Doing Agile and being Agile, compared
The difference between being Agile and doing Agile is akin to the difference between simply believing in the values and principles espoused by the Agile manifesto, and actually putting those beliefs into practice.
Being Agile as an IT professional means your actions and behaviors are guided and shaped by the four values and 12 principles stated in the 2001 Manifesto for Agile Software Development (aka The Agile Manifesto). According to the Manifesto, an Agile developer prioritizes:
- Individuals and interactions over processes and tools
- Working software over comprehensive documentation
- Customer collaboration over contract negotiation
- Responding to change over following a plan
These are the four fundamental Agile values.
Being Agile as a programmer
Being Agile goes beyond chanting a 20-year old, four-stanza mantra. It also means that you seek answers in the Manifesto when software delivery problems arise.
For example, if a client changes their requirements midway through the development process, if you are being Agile, you accommodate them, because the Agile Manifesto says that developers should “welcome changing requirements, even late in development.”
“Agile processes harness change for the customer’s competitive advantage.”
The Agile Manifesto
When technical debt accumulates and processes become needlessly complicated, developers who are being Agile push for simplicity. The Manifesto states that “simplicity, the art of maximizing the amount of work not done, is essential.”
And if the customer seems unsatisfied with the progress being made, a developer who is being Agile will look for new ways to get updates in front of the customer. Being Agile means that you truly believe that the “highest priority is to satisfy the customer through early and continuous delivery of valuable software.”
Doing Agile as a developer
But there’s a difference between being Agile and doing Agile.
Doing Agile means you work on a “self-organizing team” made up of “motivated individuals” whom you trust to “get the job done.” These people and groups utilize a methodology whose principles are consistent with the Manifesto. Scrum and Kanban are two such examples.
“The best architectures, requirements, and designs emerge from self-organizing teams.”
– The Agile Manifesto
Doing Agile also means you do iterative development, plan sprints, manage the project’s feature backlog and limit the amount of work in progress. All of these activities support Agile project management.
Continuous delivery with Agile
Agile’s highest priority is the continuous delivery of software to the client.
Teams that are doing Agile will utilize modern DevOps tools that simplify the continuous integration and delivery process. That means teams build software delivery pipelines that leverage GitHub, Jenkins, Docker, Kubernetes and the cloud.
“Build projects around motivated individuals. Give them the environment and support they need, and trust them to get the job done.”
– The Agile Manifesto
When organizations combine these tools, development teams can more efficiently get new features into the hands of product owners and interested stakeholders. That means faster feedback, more transparency into the development process and an opportunity to change course if the built software doesn’t match the client’s needs or expectations.

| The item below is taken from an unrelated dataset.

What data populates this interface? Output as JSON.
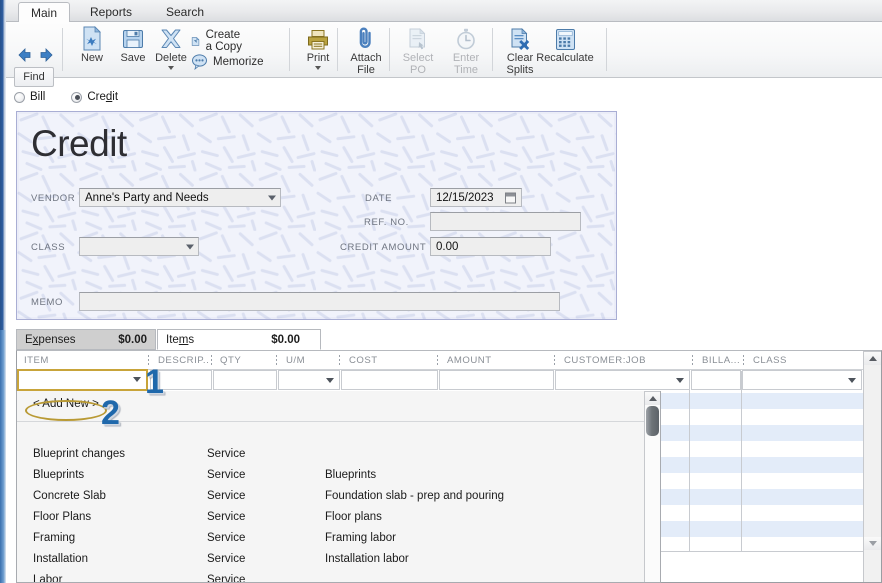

The difference between being and doing Agile
The key difference between being Agile and doing Agile is that being Agile means you believe in the values and principles set forth in the Agile Manifesto, while doing Agile necessitates the use of modern tools, technologies and methodologies to create continuous delivery pipelines that respect Agile virtues.
Doing Agile without being Agile
For Agile software development to be a success, it’s not enough for participants to simply do Agile. The organization itself must also be Agile.
That may seem self-evident, but many software development projects fail when a team adopts an Agile methodology without a simultaneous adoption of an Agile mindset throughout the business.
Many organizations that pursue an Agile transformation begin with the development teams. The business expects developers to respond to change, continuously deliver software and self-organize, without other departments and management levels doing the same.
Examples of doing but not being Agile
Here are some examples of how stakeholders who are not being Agile limit a software development team’s ability to do Agile:
- Managers who are more comfortable with the Waterfall method refuse to allow software development to begin without a sign-off on the analysis and design stage.
- Department heads refuse to accept changes to the originally stated requirements because it might impact project timelines.
- The customer liaison refuses to engage the client in software reviews until the product is complete and ready for deployment
All of these actions run counter to the principles of the Agile manifesto, and the practices of Agile methodologies such as Scrum, Kanban and SAFe.
Organizations may say they are Agile but in fact they are doing some unproven combination of Scrum and Waterfall. This approach typically fails.
Agile can’t simply be thrust upon a development team without an Agile transformation taking place in other parts of the organization. You can’t do Agile properly without also being Agile.
Five steps to being and doing agile successfully
For those who believe being Agile and doing Agile properly is worthwhile, follow these five steps:
- Have all members of your team read the Agile Manifesto
- Seek ways to solve problems by applying Agile principles and Scrum values
- Make the continuous delivery of software to the client your team’s highest priority
- Adopt an Agile methodology like Scrum or Kanban
- Push for an Agile transformation throughout your company
Being Agile while doing Agile is the best way to develop modern software.
Abide by the Agile Manifesto and stay true to your chosen software development methodology, and the successfully delivery of software to satisfied customers will be the result.